The Politics of Identity: Emerging Indigeneity
Ces dernières années, les chercheurs en sciences sociales ont accordé plus d'attention à la question de l'identité autochtone, mais la plupart des discussions portent encore sur les politiques d'appartenance ou de non-appartenance. Si ces discussions récentes témoignent en partie de la nature complexe et contestée de l'indigénéité, ceux qui revendiquent l'identité indigène et ceux qui écrivent à ce sujet semblent tomber dans un paradoxe : d'une part, ils reconnaissent sa complexité et, d'autre part, ils réifient les notions de "tradition" et d'"expression culturelle authentique" en tant que caractéristiques essentielles de l'identité indigène.
Étant donné que les théoriciens de l'identité s'accordent généralement à dire que ce que nous pensons être dépend autant de l'époque et du lieu dans lesquels nous vivons que de ce que nous et les autres disons être, cette étude ne fait pas progresser nos connaissances sur les caractéristiques contemporaines des formations identitaires indigènes. Les chercheurs internationaux réunis dans cet ouvrage ont commencé à aborder les questions d'identité contemporaines à partir de perspectives très différentes, même si, collectivement, ils repoussent tous les limites de la recherche sur les identités des peuples indigènes dans divers contextes à travers le monde.

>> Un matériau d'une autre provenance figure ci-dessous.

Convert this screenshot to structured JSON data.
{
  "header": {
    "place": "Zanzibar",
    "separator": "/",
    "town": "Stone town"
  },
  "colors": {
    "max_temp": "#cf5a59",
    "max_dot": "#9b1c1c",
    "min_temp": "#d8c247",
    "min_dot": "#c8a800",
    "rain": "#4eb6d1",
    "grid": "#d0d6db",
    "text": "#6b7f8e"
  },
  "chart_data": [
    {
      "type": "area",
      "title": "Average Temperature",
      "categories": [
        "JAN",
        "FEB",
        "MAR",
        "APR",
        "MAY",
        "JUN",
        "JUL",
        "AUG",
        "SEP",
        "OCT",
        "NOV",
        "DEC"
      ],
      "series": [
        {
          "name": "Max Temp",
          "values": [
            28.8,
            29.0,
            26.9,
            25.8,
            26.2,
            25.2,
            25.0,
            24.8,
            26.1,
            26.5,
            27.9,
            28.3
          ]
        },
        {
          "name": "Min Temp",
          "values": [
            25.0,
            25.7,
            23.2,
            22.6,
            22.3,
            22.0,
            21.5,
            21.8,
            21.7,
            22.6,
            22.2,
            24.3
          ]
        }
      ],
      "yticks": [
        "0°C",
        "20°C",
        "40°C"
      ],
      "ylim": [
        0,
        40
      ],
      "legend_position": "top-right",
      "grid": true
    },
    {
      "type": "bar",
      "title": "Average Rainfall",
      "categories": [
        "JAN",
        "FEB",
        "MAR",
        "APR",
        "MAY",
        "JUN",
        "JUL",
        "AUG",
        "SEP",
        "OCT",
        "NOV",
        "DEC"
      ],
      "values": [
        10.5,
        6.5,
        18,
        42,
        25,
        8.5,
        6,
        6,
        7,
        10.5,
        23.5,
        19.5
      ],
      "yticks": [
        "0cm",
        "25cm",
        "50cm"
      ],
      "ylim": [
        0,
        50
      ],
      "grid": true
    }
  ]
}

Ces essais apportent des éclairages parfois provocateurs, les auteurs écrivant sur leurs propres expériences et cherchant à répondre à des questions difficiles : Les identités émergentes sont-elles des identités nouvellement construites qui émergent en fonction de moments historiques, de lieux et de forces sociales ? Dans l'affirmative, qu'est-ce qui contribue à forger ces identités et qu'est-ce qui les aide à conserver les marqueurs de l'indigénéité ? Et quels sont certains des défis (à la fois de l'extérieur et à l'intérieur des groupes) auxquels les individus indigènes sont confrontés lorsqu'ils négocient la ligne entre l'expression culturelle "authentique" et les identités émergentes ? Y a-t-il quelque chose à apprendre de la manière dont ces identités sont représentées dans le monde parmi les groupes indigènes ? En effet, pourquoi supposons-nous que le fait de revendiquer plusieurs identités raciales ou ethniques limite l'identité autochtone d'une personne ? La question au cœur de notre enquête sur les identités indigènes émergentes est la suivante : quand est-ce le bon moment pour dire "moi", "nous", "nous"... "eux" ?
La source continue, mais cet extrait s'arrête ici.